John L. Allen - 12 Feb 2004 15:25 GMT > > I must apologize for my post, I must have not been thinking when I > > posted it. Its Carafate (sucralfate) that requires an acidic [quoted text clipped - 6 lines] > trouble this person is having with his stomach, maximizing absorption > may help. So, I'm currently taking the Prevacid an hour before the sucralfate in the afternoon. I got this idea from drugstore.com's drug interaction feature, which said this about prevacid/sucralfate interaction:
--------- SUCRALFATE and PREVACID (LANSOPRAZOLE) Severity: Minor
Description: Treatment with both LANSOPRAZOLE and SUCRALFATE may result in lansoprazole having a decreased effect for you.
Being treated with both lansoprazole and sucralfate may result in decreased effectiveness of lansoprazole. Your physician may decide that treating you with both lansoprazole and sucralfate is the best option. It is recommended to wait at least 30 minutes after taking lansoprazole before taking sucralfate. ---------
This agrees with your second comment, and apparently should be done in order that the prevacid be least affected by the sucralfate. But in order for the sucralfate to be least affected by the prevacid, the sucralfate should be taken first before the prevacid has reduced the acid much? Perhaps they should just be taken at the same time in my case...
None@None.None - 13 Feb 2004 00:59 GMT >I must apologize for my post, I must have not been thinking when I >posted it. Its Carafate (sucralfate) that requires an acidic >environment for maximal activation and coating. Thus both should not be >taken at the same time since the PPI will reduce the amount of carafate >that will be activated in the stomach. Sorry again for the >misinformation about prevacid. USENET is all about misinformation and confusion.

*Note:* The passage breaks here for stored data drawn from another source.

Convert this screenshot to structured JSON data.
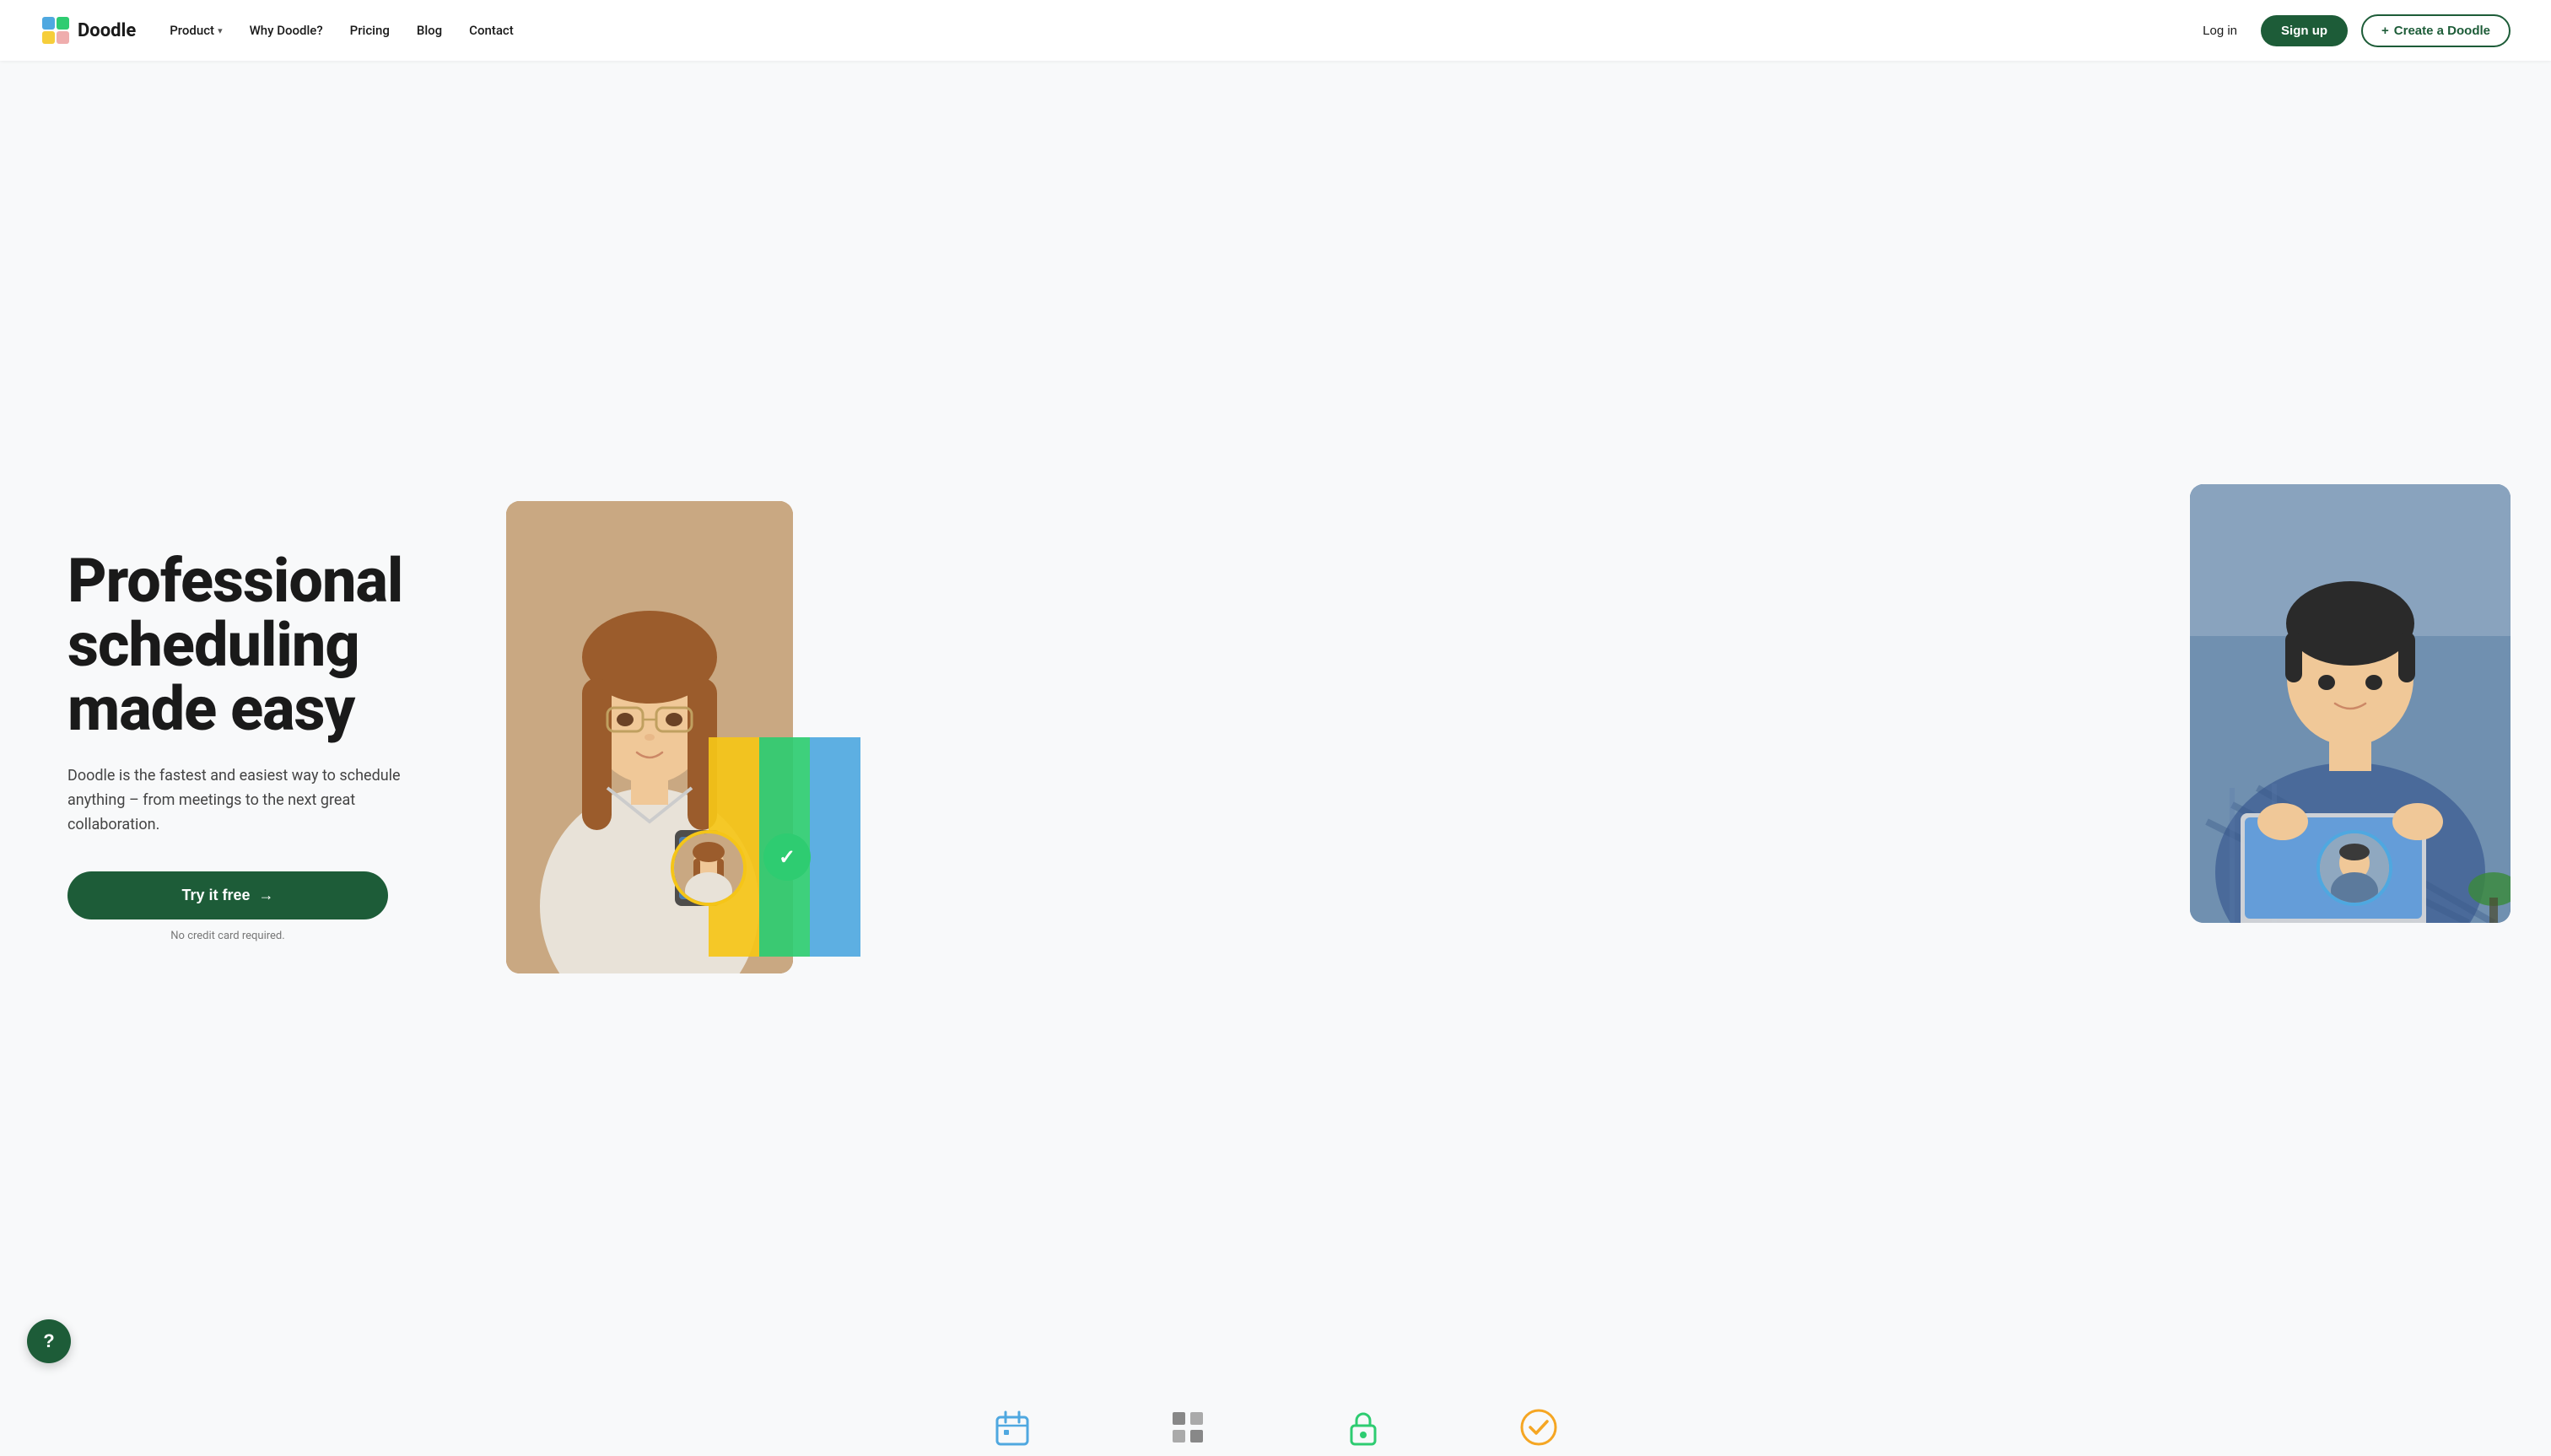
{
  "brand": {
    "name": "Doodle",
    "logo_alt": "Doodle logo"
  },
  "nav": {
    "links": [
      {
        "id": "product",
        "label": "Product",
        "has_dropdown": true
      },
      {
        "id": "why-doodle",
        "label": "Why Doodle?",
        "has_dropdown": false
      },
      {
        "id": "pricing",
        "label": "Pricing",
        "has_dropdown": false
      },
      {
        "id": "blog",
        "label": "Blog",
        "has_dropdown": false
      },
      {
        "id": "contact",
        "label": "Contact",
        "has_dropdown": false
      }
    ],
    "login_label": "Log in",
    "signup_label": "Sign up",
    "create_label": "Create a Doodle",
    "create_icon": "+"
  },
  "hero": {
    "title_line1": "Professional",
    "title_line2": "scheduling",
    "title_line3": "made easy",
    "subtitle": "Doodle is the fastest and easiest way to schedule anything – from meetings to the next great collaboration.",
    "cta_label": "Try it free",
    "cta_arrow": "→",
    "no_cc_text": "No credit card required."
  },
  "bottom_icons": [
    {
      "id": "calendar",
      "color": "#4fa8e0",
      "symbol": "🗓"
    },
    {
      "id": "grid",
      "color": "#888",
      "symbol": "⊞"
    },
    {
      "id": "lock",
      "color": "#2ecc71",
      "symbol": "🔒"
    },
    {
      "id": "check-badge",
      "color": "#f5a623",
      "symbol": "✓"
    }
  ],
  "help": {
    "label": "?",
    "bg_color": "#1d5c38"
  },
  "colors": {
    "brand_green": "#1d5c38",
    "bar_yellow": "#f5c518",
    "bar_green": "#2ecc71",
    "bar_blue": "#4fa8e0"
  }
}
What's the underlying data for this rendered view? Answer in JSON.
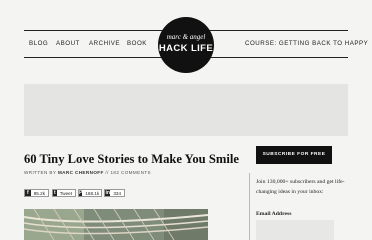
{
  "nav": {
    "blog": "BLOG",
    "about": "ABOUT",
    "archive": "ARCHIVE",
    "book": "BOOK",
    "course": "COURSE: GETTING BACK TO HAPPY"
  },
  "logo": {
    "top_text": "marc & angel",
    "bottom_text": "HACK LIFE"
  },
  "article": {
    "title": "60 Tiny Love Stories to Make You Smile",
    "byline_prefix": "WRITTEN BY",
    "author": "MARC CHERNOFF",
    "byline_sep": "//",
    "comments": "182 COMMENTS"
  },
  "share": [
    {
      "icon": "facebook-icon",
      "glyph": "f",
      "count": "85.2k"
    },
    {
      "icon": "twitter-icon",
      "glyph": "t",
      "count": "Tweet"
    },
    {
      "icon": "pinterest-icon",
      "glyph": "P",
      "count": "168.1k"
    },
    {
      "icon": "linkedin-icon",
      "glyph": "in",
      "count": "334"
    }
  ],
  "sidebar": {
    "subscribe_label": "SUBSCRIBE FOR FREE",
    "pitch": "Join 130,000+ subscribers and get life-changing ideas in your inbox:",
    "email_label": "Email Address"
  },
  "colors": {
    "background": "#f4f4f2",
    "accent": "#111111",
    "ad_band": "#e4e4e2"
  }
}
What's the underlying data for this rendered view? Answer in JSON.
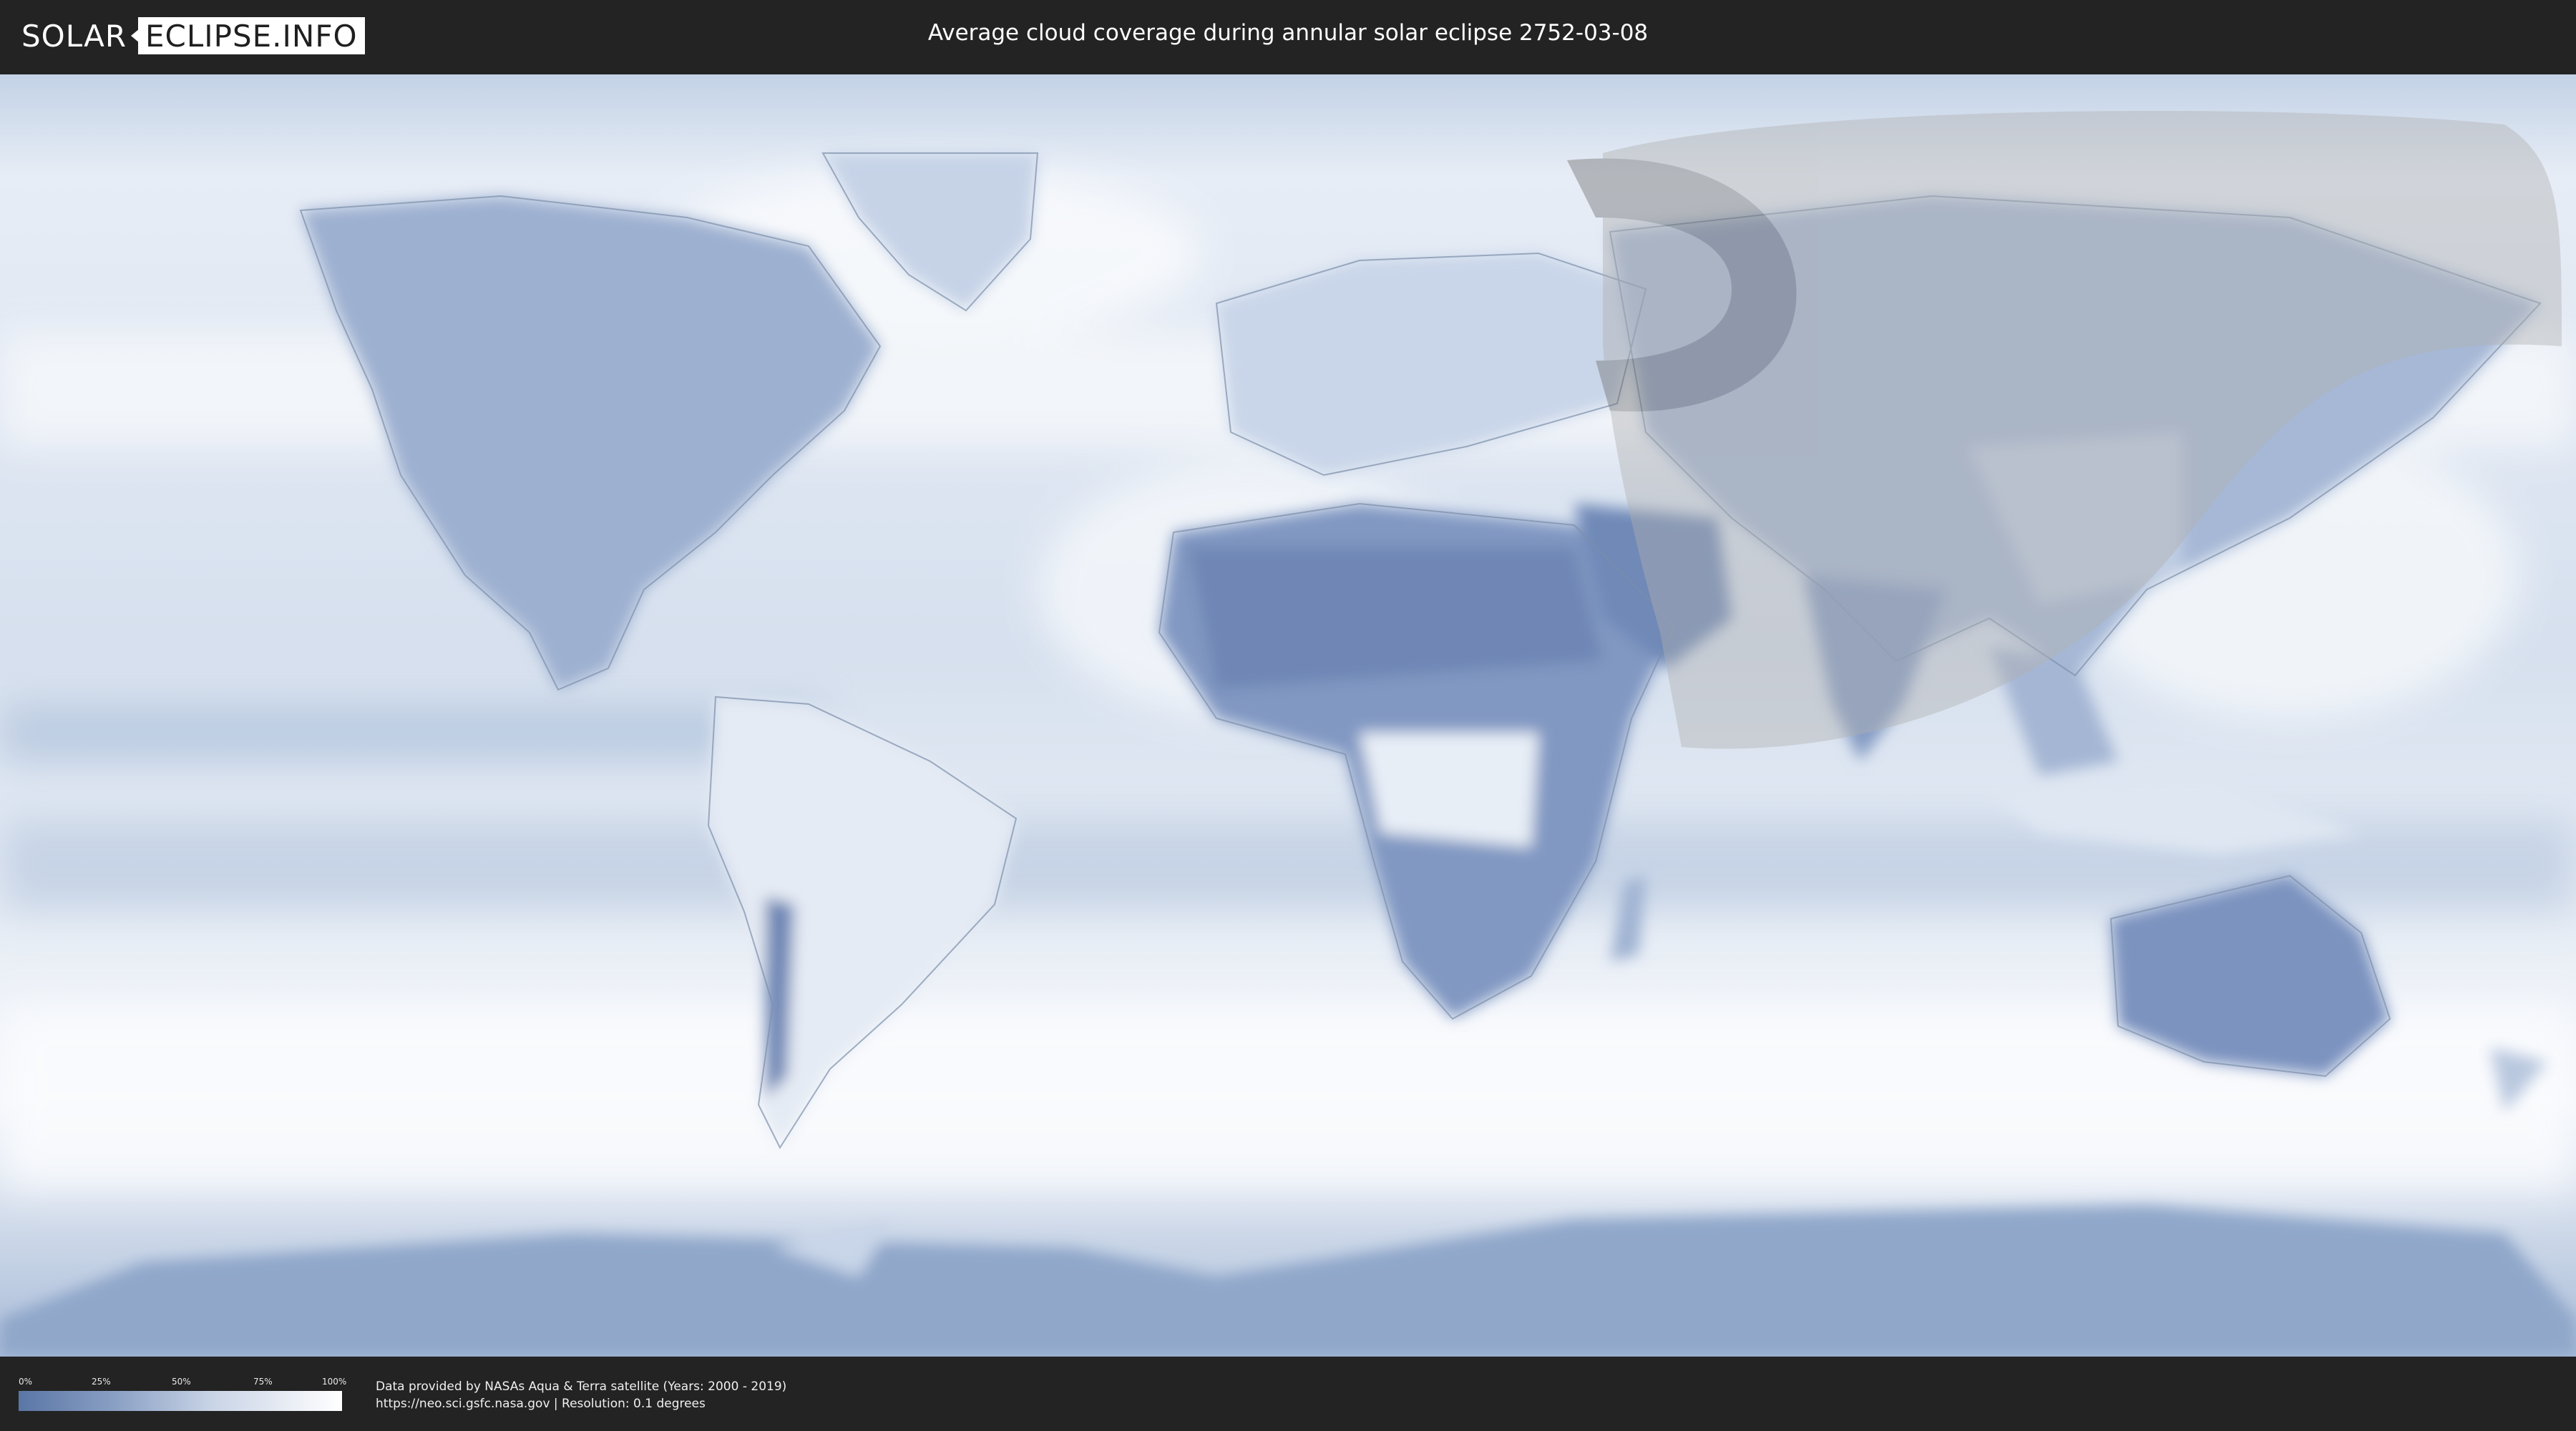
{
  "logo": {
    "left": "SOLAR",
    "right": "ECLIPSE.INFO"
  },
  "title": "Average cloud coverage during annular solar eclipse 2752-03-08",
  "legend": {
    "ticks": [
      "0%",
      "25%",
      "50%",
      "75%",
      "100%"
    ],
    "colors": {
      "low": "#5a76a6",
      "high": "#ffffff"
    }
  },
  "credits": {
    "line1": "Data provided by NASAs Aqua & Terra satellite (Years: 2000 - 2019)",
    "line2": "https://neo.sci.gsfc.nasa.gov | Resolution: 0.1 degrees"
  },
  "map": {
    "colors": {
      "ocean": "#dde6f1",
      "land": "#8097c0",
      "dry": "#6f87b5",
      "cloudy": "#f4f7fb",
      "path": "#9a9a9a"
    }
  }
}
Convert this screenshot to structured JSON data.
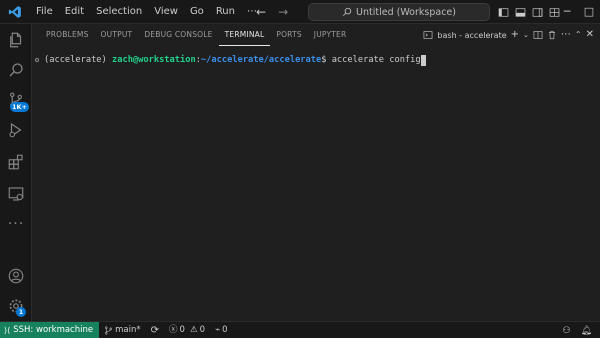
{
  "menu": [
    "File",
    "Edit",
    "Selection",
    "View",
    "Go",
    "Run"
  ],
  "command_center": {
    "text": "Untitled (Workspace)"
  },
  "activity_badges": {
    "source_control": "1K+",
    "accounts_settings": "1"
  },
  "panel": {
    "tabs": [
      "PROBLEMS",
      "OUTPUT",
      "DEBUG CONSOLE",
      "TERMINAL",
      "PORTS",
      "JUPYTER"
    ],
    "active_tab": "TERMINAL",
    "terminal_name": "bash - accelerate"
  },
  "terminal": {
    "env": "(accelerate)",
    "user_host": "zach@workstation",
    "sep": ":",
    "path": "~/accelerate/accelerate",
    "prompt": "$",
    "command": "accelerate config"
  },
  "status": {
    "remote": "SSH: workmachine",
    "branch": "main*",
    "errors": "0",
    "warnings": "0",
    "ports": "0"
  },
  "colors": {
    "accent": "#0078d4",
    "remote_bg": "#16825d",
    "prompt_user": "#23d18b",
    "prompt_path": "#3b8eea"
  }
}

As for the OP, listen to your doctor and stick with the course of doxycycline. While drinking plenty of fluids will reduce the risk of esophageal irritation most people report nausea or heart burn like you describe. Antacids (Mg or Al based), sucralate (an Al salt) or supplements that contain Fe or Zn should not be taken 6 hours before or 2 hours after a dose; too many free alcohol groups in the molecule. In my experience, I use antacids at will; the discomfort is usually too great.
Do you have an allergy to Levofloxacin?
John L. Allen - 13 Feb 2004 21:58 GMT > >I must apologize for my post, I must have not been thinking when I > >posted it. Its Carafate (sucralfate) that requires an acidic [quoted text clipped - 13 lines] > In my experience, I use antacids at will; the discomfort is usually > too great. I stopped the doxy a week ago at the doctors suggestion, and am not inclined to try it again because of the extreme reaction I apparently had with it.
> Do you have an allergy to Levofloxacin? Well, I was only able to take Levaquin for 4 days before I had to stop because of excessive chest and abdominal pain, so perhaps I have an allergy to it - or worse.
Emma Chase VanCott - 12 Feb 2004 01:48 GMT : > Have had excruciating heartburn for the past two days. Mylanta, Bepto : > bismol and tums can't touch the pain. Food and water don't help much [quoted text clipped - 9 lines] : > and I stopped taking it 3 days later. It's my prime suspect. Is it a : > good theory?
: Yes. It could be the doxycycline. Doxycycline has been reported to cause : esophageal ulceration. It's a great irritant. They like to use it for pleuradesis for that reason.